É com esta imagem que a poeta fluminense Bruna Beber (1984) fala sobre os processos que atravessam seu livro mais recente, Ladainha (Record). Mas parece cedo para falar disso: Bruna lança a obra hoje (20), na livraria Taperá Taperá (Av. São Luís, 187 - loja 29 - São Paulo), a partir das 18h. No dia 27 de junho, o lançamento ocorre no Rio de Janeiro, na Livraria da Travessa de Botafogo (Rua Voluntários da Pátria, 97), também às 19h.

Mesmo cedo, conversamos com a autora sobre Ladainha e, no diálogo abaixo, ela deixa claro como a obra tem marcas diferentes se comparada com seus outros quatro livros de poesia.
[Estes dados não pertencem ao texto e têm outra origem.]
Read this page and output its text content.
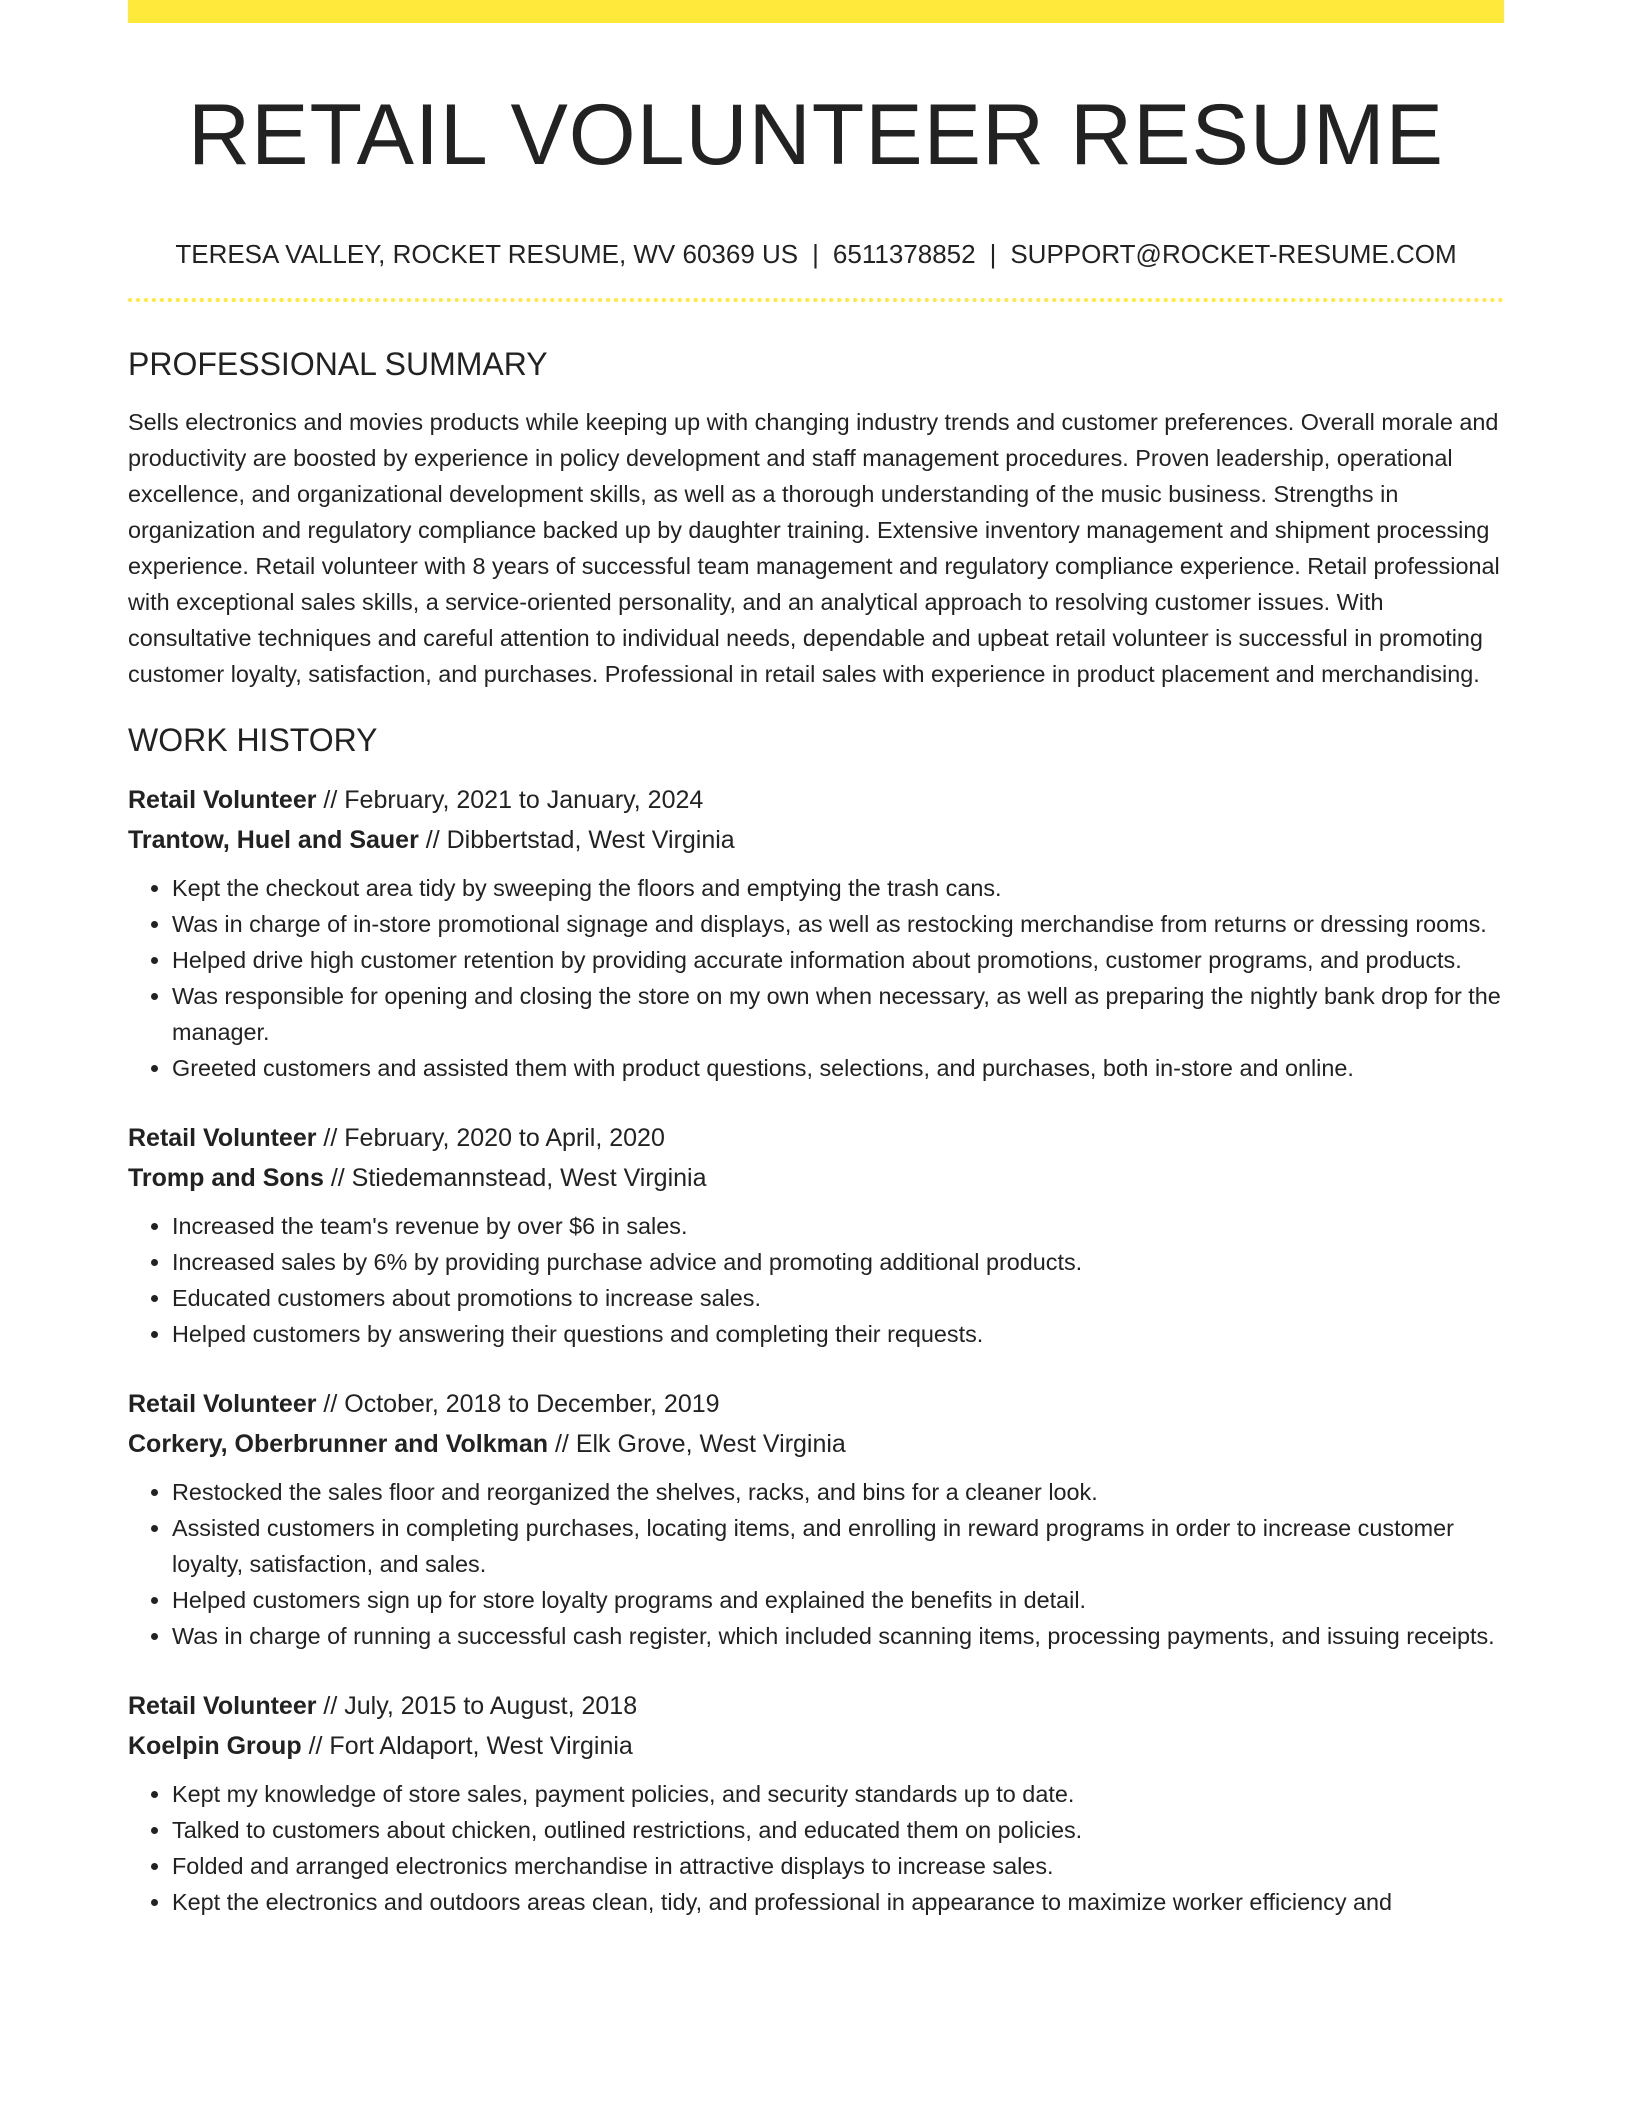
RETAIL VOLUNTEER RESUME
TERESA VALLEY, ROCKET RESUME, WV 60369 US | 6511378852 | SUPPORT@ROCKET-RESUME.COM
PROFESSIONAL SUMMARY
Sells electronics and movies products while keeping up with changing industry trends and customer preferences. Overall morale and productivity are boosted by experience in policy development and staff management procedures. Proven leadership, operational excellence, and organizational development skills, as well as a thorough understanding of the music business. Strengths in organization and regulatory compliance backed up by daughter training. Extensive inventory management and shipment processing experience. Retail volunteer with 8 years of successful team management and regulatory compliance experience. Retail professional with exceptional sales skills, a service-oriented personality, and an analytical approach to resolving customer issues. With consultative techniques and careful attention to individual needs, dependable and upbeat retail volunteer is successful in promoting customer loyalty, satisfaction, and purchases. Professional in retail sales with experience in product placement and merchandising.
WORK HISTORY
Retail Volunteer // February, 2021 to January, 2024
Trantow, Huel and Sauer // Dibbertstad, West Virginia
• Kept the checkout area tidy by sweeping the floors and emptying the trash cans.
• Was in charge of in-store promotional signage and displays, as well as restocking merchandise from returns or dressing rooms.
• Helped drive high customer retention by providing accurate information about promotions, customer programs, and products.
• Was responsible for opening and closing the store on my own when necessary, as well as preparing the nightly bank drop for the manager.
• Greeted customers and assisted them with product questions, selections, and purchases, both in-store and online.
Retail Volunteer // February, 2020 to April, 2020
Tromp and Sons // Stiedemannstead, West Virginia
• Increased the team's revenue by over $6 in sales.
• Increased sales by 6% by providing purchase advice and promoting additional products.
• Educated customers about promotions to increase sales.
• Helped customers by answering their questions and completing their requests.
Retail Volunteer // October, 2018 to December, 2019
Corkery, Oberbrunner and Volkman // Elk Grove, West Virginia
• Restocked the sales floor and reorganized the shelves, racks, and bins for a cleaner look.
• Assisted customers in completing purchases, locating items, and enrolling in reward programs in order to increase customer loyalty, satisfaction, and sales.
• Helped customers sign up for store loyalty programs and explained the benefits in detail.
• Was in charge of running a successful cash register, which included scanning items, processing payments, and issuing receipts.
Retail Volunteer // July, 2015 to August, 2018
Koelpin Group // Fort Aldaport, West Virginia
• Kept my knowledge of store sales, payment policies, and security standards up to date.
• Talked to customers about chicken, outlined restrictions, and educated them on policies.
• Folded and arranged electronics merchandise in attractive displays to increase sales.
• Kept the electronics and outdoors areas clean, tidy, and professional in appearance to maximize worker efficiency and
Se seus primeiros livros falavam muito sobre o tempo presente e o penúltimo, sobre o passado, em Ladainha ela diz deixar o futuro de lado e investir em "tempos novos, alheios, subtempos, contratempos, uma presença espessa de definição ressignificada".

Nesta conversa com o Pernambuco, Bruna Beber também explora sua relação com a palavra, com o áudio dos poemas (disponíveis em seu site), com sua produção em outras formas artísticas (escultura, sons, fotografia).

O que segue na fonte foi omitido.